Intervention de Laurence Cohen

Réunion du 5 février 2013 à 14h30
Réforme de la biologie médicale — Article 8, amendements 50 100

Photo de Laurence CohenLaurence Cohen :

L’article 8 de cette proposition de loi a pour vocation de freiner un mouvement dont nous refusons de croire qu’il est inéluctable, celui de la financiarisation de la biologie médicale et, à travers elle, de tout notre système de santé.

Un certain nombre d’acteurs, en réalité des groupes financiers plus intéressés par les dividendes qu’ils pourraient tirer des laboratoires de biologie médicale que par la satisfaction des besoins de santé des populations, sont à la manœuvre. Dans le secteur de la biologie médicale, cela a conduit à la saisine de la Commission européenne à l’encontre de la France.

Une procédure identique avait par ailleurs été engagée en Allemagne après qu’un ministre d’un Land eut autorisé une société anonyme néerlandaise à exploiter une pharmacie. Cette autorisation fut contestée devant le tribunal administratif du Land de la Sarre par plusieurs pharmaciens et leurs associations professionnelles pour non-conformité à la législation allemande. En effet, celle-ci, comme celle de nombreux autres pays, réserve aux seuls pharmaciens le droit de détenir et d’exploiter une pharmacie : une restriction justifiée – comme ici pour la biologie médicale – par des impératifs de santé publique.

La Cour de justice des Communautés européennes, qui voyait dans cette mesure une entrave à la liberté d’établissement et à la libre circulation des capitaux, a considéré qu’un État membre pouvait légitimement, sans enfreindre les règles européennes, prendre des mesures qui réduisent un risque pour la santé publique et décider du niveau de protection de la santé publique.

Cet exemple, couplé à l’action introduite par la France, nous permet de tirer deux enseignements.

Tout d’abord, les États membres peuvent prendre les mesures qu’ils estiment nécessaires – ce qui est peut-être de nature à rassurer notre rapporteur. Nous proposerons donc, sans crainte de méconnaître les obligations européennes, une série d’amendements sur ce sujet.
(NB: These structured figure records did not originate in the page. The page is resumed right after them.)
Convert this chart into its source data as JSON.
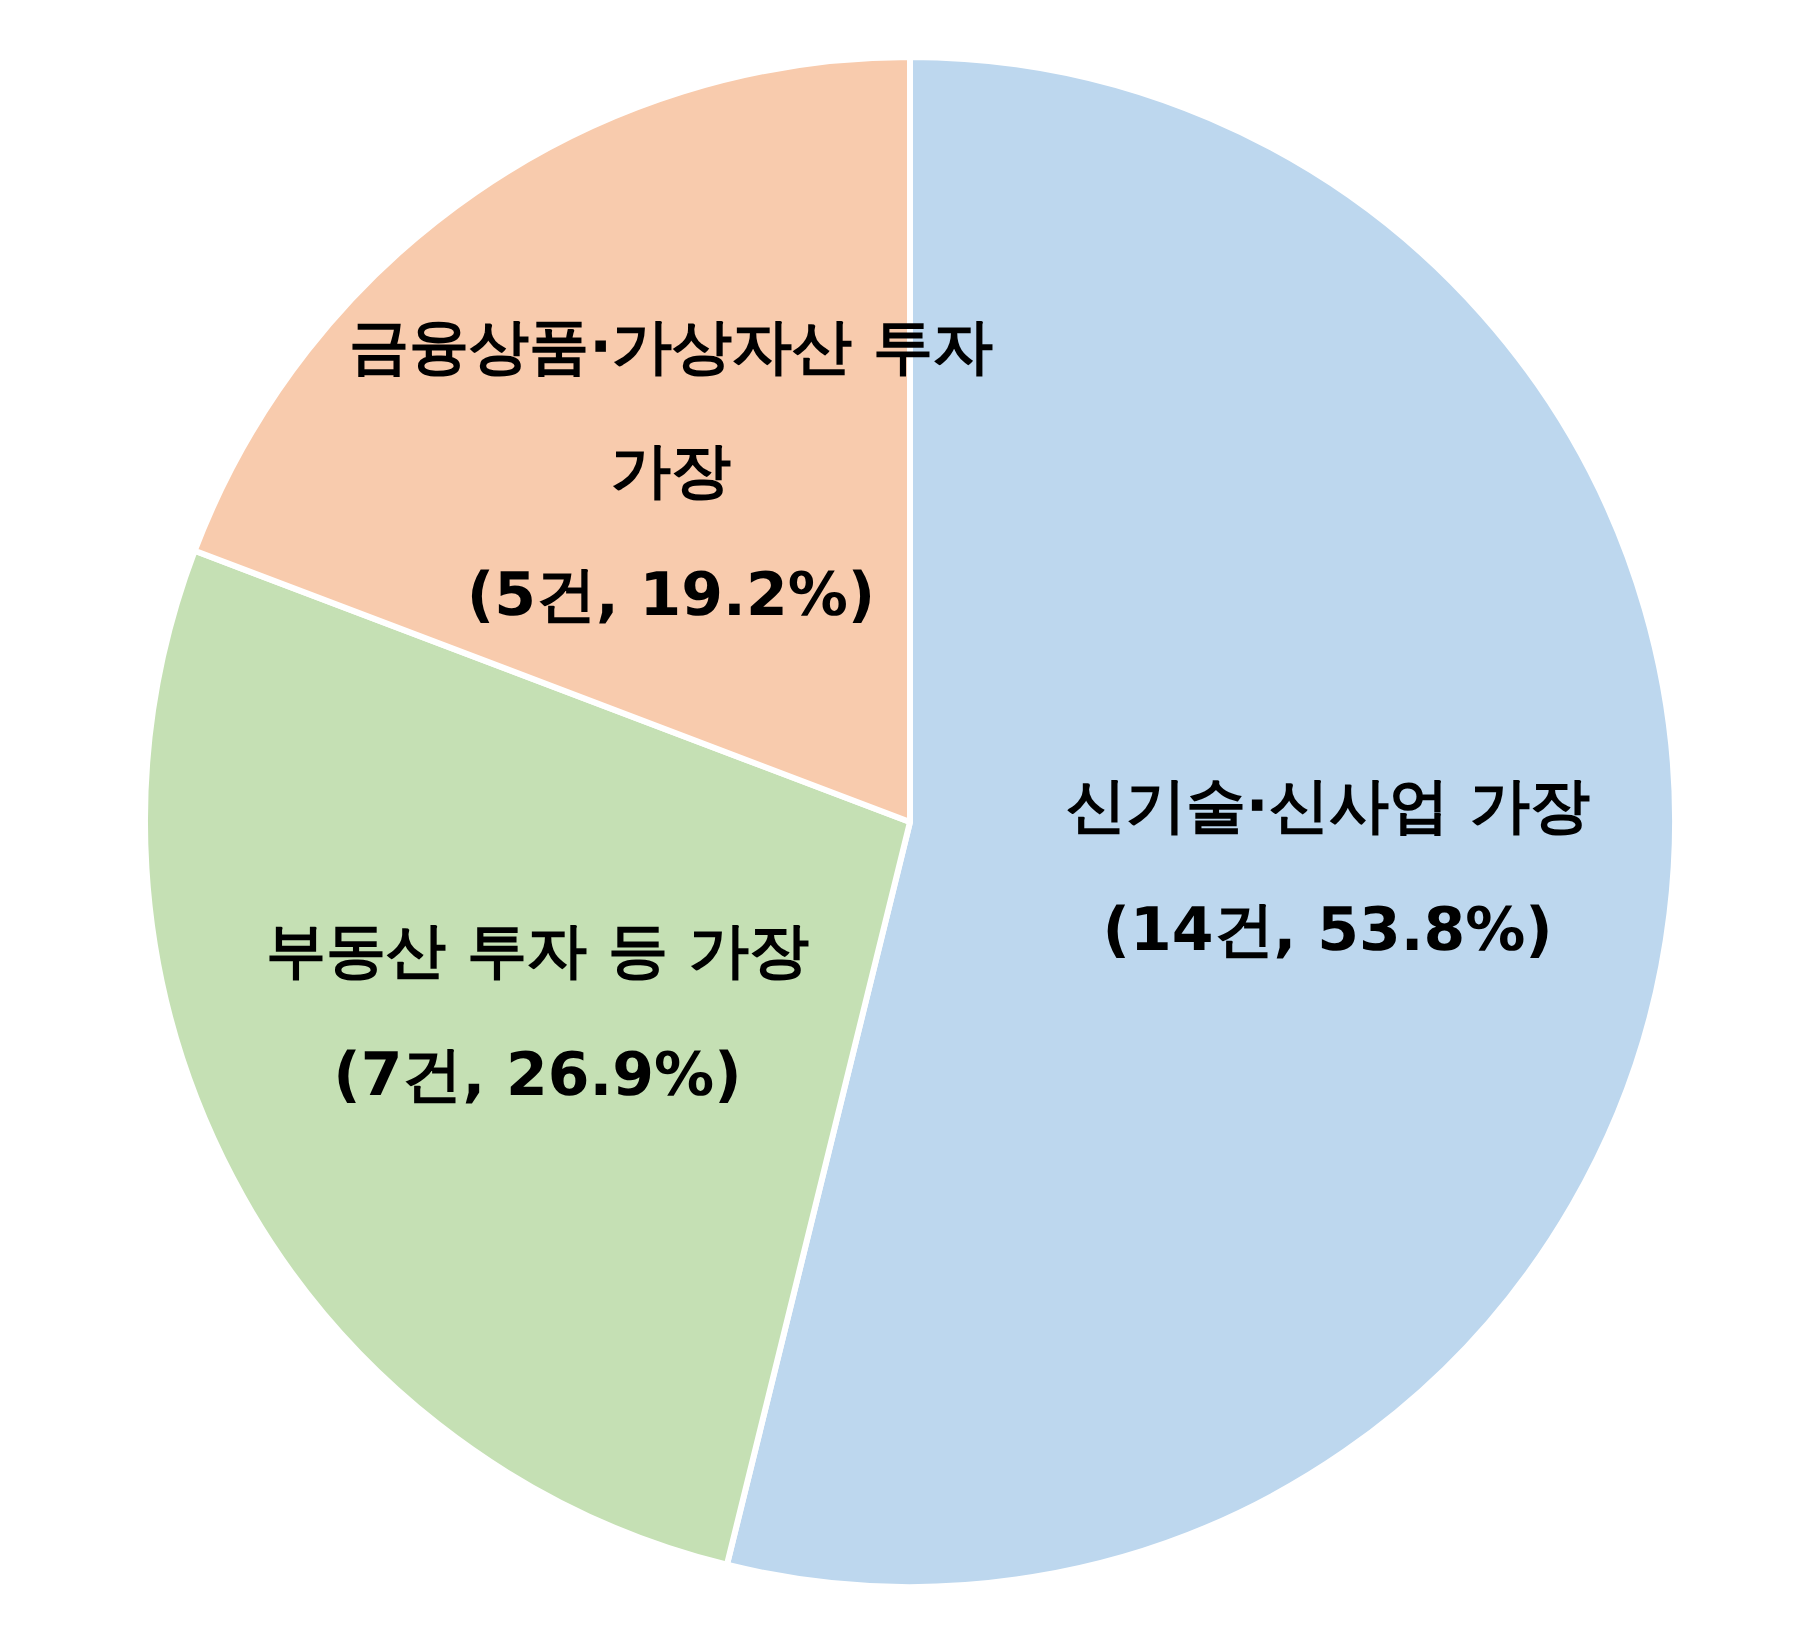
{
  "chart_data": {
    "type": "pie",
    "categories": [
      "신기술·신사업 가장",
      "부동산 투자 등 가장",
      "금융상품·가상자산 투자 가장"
    ],
    "values": [
      14,
      7,
      5
    ],
    "value_labels": [
      "(14건, 53.8%)",
      "(7건, 26.9%)",
      "(5건, 19.2%)"
    ],
    "colors": [
      "#bdd7ee",
      "#c5e0b4",
      "#f8cbad"
    ],
    "legend": false
  }
}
Ensuite, cela nous montre comment les groupes financiers tentent parfois d’accaparer, en Europe, le domaine de la santé, dans lequel ils ne voient qu’un marché à conquérir.

Dès lors, il convient de tout mettre en œuvre non seulement pour freiner la financiarisation mais également pour y mettre un terme. Nous savons pertinemment que les mesures prévues dans cet article, si elles sont salutaires pour les laboratoires qui pourraient se créer après la promulgation de la loi, ne sont pas suffisantes.

Nous avons soutenu l’amendement déposé par notre rapporteur en commission et tendant à compléter l’article par un rappel des dispositions de l’article 5 de la loi du 31 décembre 1990, à savoir que la majorité du capital social d’une société exploitant un laboratoire de biologie médicale doit être détenu par les biologistes exerçant au sein de la société d’exercice libéral. Toutefois, cet amendement ne fait pas la distinction entre des biologistes personnes morales et les biologistes personnes physiques. Or c’est un point essentiel. Un groupe financier espagnol ou portugais prenant la forme d’une société reconnue dans leurs pays respectifs comme exerçant la biologie médicale pourrait ainsi détenir 50 %, voire 100 % du capital social et des droits de vote.

Qui plus est, l’alinéa 4 de cet article exclut l’application de cette mesure aux laboratoires existants. Or ces derniers sont bien plus nombreux que ceux qui pourraient se constituer dans le futur, notamment en raison des contraintes liées à la procédure d’accréditation. Là encore, ce risque a été mis en avant par les professionnels : je pense particulièrement aux jeunes biologistes qui, pour reprendre leurs propos, « n’auraient en effet plus la possibilité de devenir propriétaires de leur outil de travail ». Leur horizon se restreindrait alors à deux options : le salariat ou l’extension du statut particulièrement précaire de travailleur non salarié.

Cette financiarisation, mes chers collègues, est déjà une réalité. Une holding, celle qui est à l’origine de la plainte devant la Commission européenne, détient déjà plus de 130 laboratoires en France et nous craignons que, par un jeu de propriété en cascade, ce mouvement ne continue de s’amplifier, même si sa progression n’est pas aussi rapide que les groupes l’espèrent.

Cela nous a conduits à déposer des amendements, considérant qu’il faut apporter à cet article, et d’une manière générale à la protection de notre système de santé, des protections plus nettes que celles qui sont actuellement prévues dans cette proposition de loi.